The plunge in global crude oil prices has helped boost US natural gas imports to the most in at least seven years, even as the country prepares to start exporting cargoes, Bloomberg reported.
Deliveries to onshore pipelines from liquefied natural gas terminals in Massachusetts and Maryland on Jan. 8 were the most in data going back to December 2007, according to Ventyx data compiled by Bloomberg. Volumes in January are more than six times higher than a year ago, when the polar vortex spurred record consumption.
Crude oil, used as a benchmark for LNG around the world, fell by almost 50 percent last year, making imports competitive in the eastern US, where a lack of adequate pipeline capacity keeps local prices high. LNG was driven from US shores in the middle of the past decade as surging output from shale formations sent natural gas prices tumbling.
US LNG imports plunged 80 percent from 2007 to 2013, according to Poten & Partners, a global energy broker. Cheniere Energy Inc., the developer of the first US LNG export terminal in decades, expects to begin overseas shipments later this year.
Global Prices
Northeast Asia spot LNG is going for about $10 per million British thermal units while the price in Europe “has fallen quickly” to about $6.80, Trevor Sikorski, head of natural gas, coal and carbon analysis at Energy Aspects Ltd. In London, said. It costs about 40 cents per million Btu to ship LNG from Trinidad to New England, 80 cents to Europe and $2.80 to Japan, he added.

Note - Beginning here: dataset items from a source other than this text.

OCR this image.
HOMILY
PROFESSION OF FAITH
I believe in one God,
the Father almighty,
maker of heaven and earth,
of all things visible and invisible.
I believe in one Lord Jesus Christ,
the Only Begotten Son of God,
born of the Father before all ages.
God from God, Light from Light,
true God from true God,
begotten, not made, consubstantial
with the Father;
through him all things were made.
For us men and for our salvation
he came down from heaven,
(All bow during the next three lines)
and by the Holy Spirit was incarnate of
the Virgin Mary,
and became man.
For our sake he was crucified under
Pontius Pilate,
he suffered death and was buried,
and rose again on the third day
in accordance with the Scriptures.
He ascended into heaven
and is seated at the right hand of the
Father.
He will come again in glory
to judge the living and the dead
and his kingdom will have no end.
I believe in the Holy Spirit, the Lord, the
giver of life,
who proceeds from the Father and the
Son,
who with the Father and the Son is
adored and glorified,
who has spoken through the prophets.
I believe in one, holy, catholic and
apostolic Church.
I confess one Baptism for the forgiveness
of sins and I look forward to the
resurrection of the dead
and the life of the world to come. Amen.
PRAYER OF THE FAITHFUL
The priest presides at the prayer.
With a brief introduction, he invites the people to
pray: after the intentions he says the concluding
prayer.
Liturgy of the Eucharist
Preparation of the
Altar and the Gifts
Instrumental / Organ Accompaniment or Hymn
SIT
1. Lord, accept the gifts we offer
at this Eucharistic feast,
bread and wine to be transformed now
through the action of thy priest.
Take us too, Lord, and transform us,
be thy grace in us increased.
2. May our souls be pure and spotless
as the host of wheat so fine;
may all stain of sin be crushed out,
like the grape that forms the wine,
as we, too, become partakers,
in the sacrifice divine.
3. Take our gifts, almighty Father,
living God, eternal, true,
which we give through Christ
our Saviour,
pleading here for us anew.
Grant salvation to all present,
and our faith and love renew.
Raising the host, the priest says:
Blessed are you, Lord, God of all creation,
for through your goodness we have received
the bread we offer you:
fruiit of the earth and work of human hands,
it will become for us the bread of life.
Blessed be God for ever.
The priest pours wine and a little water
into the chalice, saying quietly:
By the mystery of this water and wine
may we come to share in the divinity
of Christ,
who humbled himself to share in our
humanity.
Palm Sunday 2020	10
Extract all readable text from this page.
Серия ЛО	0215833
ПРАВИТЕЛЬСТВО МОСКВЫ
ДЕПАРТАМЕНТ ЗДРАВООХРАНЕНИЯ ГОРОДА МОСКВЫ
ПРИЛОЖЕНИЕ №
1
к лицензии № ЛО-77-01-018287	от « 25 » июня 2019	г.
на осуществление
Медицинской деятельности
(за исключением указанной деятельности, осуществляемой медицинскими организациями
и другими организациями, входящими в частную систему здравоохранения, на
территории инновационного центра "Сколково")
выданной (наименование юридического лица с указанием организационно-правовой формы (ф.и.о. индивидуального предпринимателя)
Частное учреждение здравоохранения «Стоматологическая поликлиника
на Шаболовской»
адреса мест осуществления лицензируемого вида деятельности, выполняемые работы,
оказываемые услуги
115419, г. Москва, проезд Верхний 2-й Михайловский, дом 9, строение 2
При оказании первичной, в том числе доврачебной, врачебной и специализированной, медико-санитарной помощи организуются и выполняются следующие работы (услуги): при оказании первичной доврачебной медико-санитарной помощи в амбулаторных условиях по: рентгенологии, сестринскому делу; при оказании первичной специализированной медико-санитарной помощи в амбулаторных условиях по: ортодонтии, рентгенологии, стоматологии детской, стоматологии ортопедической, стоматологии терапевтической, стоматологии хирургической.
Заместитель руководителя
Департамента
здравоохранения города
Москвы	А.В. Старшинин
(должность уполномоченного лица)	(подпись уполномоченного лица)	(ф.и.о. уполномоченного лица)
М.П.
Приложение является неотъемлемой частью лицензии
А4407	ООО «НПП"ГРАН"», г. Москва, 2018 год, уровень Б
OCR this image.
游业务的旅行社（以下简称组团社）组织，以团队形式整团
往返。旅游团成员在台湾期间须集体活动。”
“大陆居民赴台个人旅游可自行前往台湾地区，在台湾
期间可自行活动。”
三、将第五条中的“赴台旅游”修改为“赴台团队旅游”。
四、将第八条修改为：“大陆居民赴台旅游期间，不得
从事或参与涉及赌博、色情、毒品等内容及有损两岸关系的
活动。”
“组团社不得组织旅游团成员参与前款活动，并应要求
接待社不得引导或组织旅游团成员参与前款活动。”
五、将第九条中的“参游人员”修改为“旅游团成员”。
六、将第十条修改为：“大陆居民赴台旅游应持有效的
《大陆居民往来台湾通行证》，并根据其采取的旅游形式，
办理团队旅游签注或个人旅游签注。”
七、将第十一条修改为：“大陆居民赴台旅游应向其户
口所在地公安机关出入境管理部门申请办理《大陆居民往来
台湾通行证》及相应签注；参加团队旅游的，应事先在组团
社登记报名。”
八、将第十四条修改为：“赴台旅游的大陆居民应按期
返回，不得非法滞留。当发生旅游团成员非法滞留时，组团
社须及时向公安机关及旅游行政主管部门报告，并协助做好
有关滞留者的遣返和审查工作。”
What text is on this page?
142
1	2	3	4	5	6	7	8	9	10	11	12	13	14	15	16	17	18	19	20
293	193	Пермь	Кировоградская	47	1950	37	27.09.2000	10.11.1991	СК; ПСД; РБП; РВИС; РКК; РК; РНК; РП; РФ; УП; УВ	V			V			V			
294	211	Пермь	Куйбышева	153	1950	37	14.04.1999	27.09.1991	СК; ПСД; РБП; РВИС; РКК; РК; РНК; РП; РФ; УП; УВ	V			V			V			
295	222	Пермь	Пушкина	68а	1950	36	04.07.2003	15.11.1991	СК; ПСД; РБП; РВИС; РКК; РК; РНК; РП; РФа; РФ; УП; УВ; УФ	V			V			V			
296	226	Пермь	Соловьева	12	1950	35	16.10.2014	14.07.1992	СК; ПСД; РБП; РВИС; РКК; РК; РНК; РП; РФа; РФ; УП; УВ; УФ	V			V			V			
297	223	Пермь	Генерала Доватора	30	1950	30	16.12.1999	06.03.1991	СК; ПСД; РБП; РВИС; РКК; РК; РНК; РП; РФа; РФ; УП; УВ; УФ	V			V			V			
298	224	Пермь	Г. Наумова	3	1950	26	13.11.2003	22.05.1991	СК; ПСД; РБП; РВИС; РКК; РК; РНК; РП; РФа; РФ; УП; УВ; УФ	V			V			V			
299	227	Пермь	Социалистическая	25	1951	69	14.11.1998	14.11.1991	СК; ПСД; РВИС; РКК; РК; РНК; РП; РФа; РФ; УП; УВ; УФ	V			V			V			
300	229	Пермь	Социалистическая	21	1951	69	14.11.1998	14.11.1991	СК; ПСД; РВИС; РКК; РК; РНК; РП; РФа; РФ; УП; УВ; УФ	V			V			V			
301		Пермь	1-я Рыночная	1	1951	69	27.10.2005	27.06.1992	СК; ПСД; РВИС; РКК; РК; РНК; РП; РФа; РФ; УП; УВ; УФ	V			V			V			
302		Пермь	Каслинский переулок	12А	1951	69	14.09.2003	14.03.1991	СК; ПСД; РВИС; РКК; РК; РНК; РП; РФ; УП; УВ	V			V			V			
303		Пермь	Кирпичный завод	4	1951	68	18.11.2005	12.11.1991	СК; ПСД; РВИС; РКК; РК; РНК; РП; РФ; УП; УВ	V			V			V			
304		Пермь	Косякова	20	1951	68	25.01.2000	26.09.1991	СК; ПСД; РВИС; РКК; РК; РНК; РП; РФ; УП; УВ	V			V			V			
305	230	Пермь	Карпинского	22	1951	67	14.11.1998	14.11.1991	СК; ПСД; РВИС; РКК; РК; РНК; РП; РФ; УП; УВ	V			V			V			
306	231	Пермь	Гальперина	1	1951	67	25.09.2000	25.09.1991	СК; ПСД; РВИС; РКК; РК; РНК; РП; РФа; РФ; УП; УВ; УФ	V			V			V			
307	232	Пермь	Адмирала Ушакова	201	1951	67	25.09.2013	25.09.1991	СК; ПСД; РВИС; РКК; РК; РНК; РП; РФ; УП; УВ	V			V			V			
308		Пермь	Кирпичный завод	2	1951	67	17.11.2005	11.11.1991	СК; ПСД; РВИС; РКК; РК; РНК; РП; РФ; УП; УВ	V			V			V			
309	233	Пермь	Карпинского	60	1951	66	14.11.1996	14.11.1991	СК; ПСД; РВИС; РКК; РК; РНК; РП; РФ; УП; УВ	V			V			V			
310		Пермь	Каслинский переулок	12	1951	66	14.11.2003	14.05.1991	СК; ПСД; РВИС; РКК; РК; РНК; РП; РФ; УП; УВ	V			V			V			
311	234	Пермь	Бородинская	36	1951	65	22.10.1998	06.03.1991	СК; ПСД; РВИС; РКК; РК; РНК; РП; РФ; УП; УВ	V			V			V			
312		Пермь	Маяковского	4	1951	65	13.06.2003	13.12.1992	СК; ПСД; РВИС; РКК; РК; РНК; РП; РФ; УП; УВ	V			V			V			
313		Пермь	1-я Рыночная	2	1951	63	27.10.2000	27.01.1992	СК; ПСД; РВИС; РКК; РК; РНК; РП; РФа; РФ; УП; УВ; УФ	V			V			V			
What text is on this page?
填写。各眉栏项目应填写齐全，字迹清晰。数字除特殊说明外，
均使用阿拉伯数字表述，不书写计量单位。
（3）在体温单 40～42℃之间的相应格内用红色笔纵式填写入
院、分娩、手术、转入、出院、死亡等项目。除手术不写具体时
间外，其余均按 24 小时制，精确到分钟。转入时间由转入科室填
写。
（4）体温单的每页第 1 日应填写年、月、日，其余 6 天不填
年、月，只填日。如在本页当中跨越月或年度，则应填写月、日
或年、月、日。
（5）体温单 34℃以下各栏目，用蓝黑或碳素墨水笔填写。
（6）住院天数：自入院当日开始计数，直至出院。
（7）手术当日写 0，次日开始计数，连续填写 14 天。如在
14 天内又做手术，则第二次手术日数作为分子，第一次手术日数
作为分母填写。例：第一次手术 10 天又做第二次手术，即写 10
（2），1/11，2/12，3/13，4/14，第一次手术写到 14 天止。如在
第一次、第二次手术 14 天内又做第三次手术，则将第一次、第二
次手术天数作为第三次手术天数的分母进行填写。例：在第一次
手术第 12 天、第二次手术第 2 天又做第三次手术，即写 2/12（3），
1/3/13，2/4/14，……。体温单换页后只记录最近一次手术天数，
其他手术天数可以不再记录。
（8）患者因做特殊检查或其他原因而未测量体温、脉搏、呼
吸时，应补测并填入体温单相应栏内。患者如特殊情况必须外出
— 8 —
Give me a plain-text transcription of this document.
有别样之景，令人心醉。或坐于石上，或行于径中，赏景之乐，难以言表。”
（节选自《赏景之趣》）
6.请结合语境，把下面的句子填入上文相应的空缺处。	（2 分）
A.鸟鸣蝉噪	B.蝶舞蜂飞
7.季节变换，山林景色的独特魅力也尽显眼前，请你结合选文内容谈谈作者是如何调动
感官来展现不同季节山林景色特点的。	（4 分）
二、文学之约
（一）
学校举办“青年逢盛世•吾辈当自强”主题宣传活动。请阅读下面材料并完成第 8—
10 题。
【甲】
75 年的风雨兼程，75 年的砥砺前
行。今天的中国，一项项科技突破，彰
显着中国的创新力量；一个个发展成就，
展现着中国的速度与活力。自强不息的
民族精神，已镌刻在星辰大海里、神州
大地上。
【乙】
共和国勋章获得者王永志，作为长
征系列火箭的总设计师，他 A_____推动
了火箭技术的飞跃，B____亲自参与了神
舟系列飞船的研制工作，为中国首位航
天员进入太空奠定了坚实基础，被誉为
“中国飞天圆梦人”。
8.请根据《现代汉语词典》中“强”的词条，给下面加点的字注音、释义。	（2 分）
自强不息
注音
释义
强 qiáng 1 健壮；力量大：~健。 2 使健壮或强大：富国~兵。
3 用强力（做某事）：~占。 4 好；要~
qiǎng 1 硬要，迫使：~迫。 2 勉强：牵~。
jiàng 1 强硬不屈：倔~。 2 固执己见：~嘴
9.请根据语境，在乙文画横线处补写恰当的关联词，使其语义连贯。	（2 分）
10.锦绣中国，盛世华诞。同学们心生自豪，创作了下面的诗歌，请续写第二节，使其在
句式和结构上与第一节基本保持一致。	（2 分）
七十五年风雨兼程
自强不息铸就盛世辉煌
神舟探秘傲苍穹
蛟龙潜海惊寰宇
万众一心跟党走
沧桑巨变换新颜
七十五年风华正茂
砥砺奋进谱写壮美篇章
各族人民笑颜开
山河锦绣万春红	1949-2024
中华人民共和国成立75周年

Spot gas at Algonquin City Gates, which includes delivery to Boston, reached $15 per million Btu Jan. 6 on the Intercontinental Exchange. Prices settled at $9.81 on Saturday.
Northeast gas is trading at a premium to the rest of the US as limited pipeline capacity keep it from taking advantage of record shale-gas production from the Marcellus fields in Pennsylvania and West Virginia.
Excelerate Energy LP delivered gas from its Northeast Gateway port into New England for the first time since March 2010, Denise Madera, a spokeswoman for the company in The Woodlands, Texas, said.
Deliveries started Jan. 6 and have totaled 565,976 dekatherms over four days, according to Ventyx. The Excelerate port, about 13 miles offshore in Massachusetts Bay, delivers gas to the Algonquin line.
“New England futures were trading in the $19 to $22 range for this winter,” Margolin said. “In the global market, that appears to be the best LNG supplies can get.”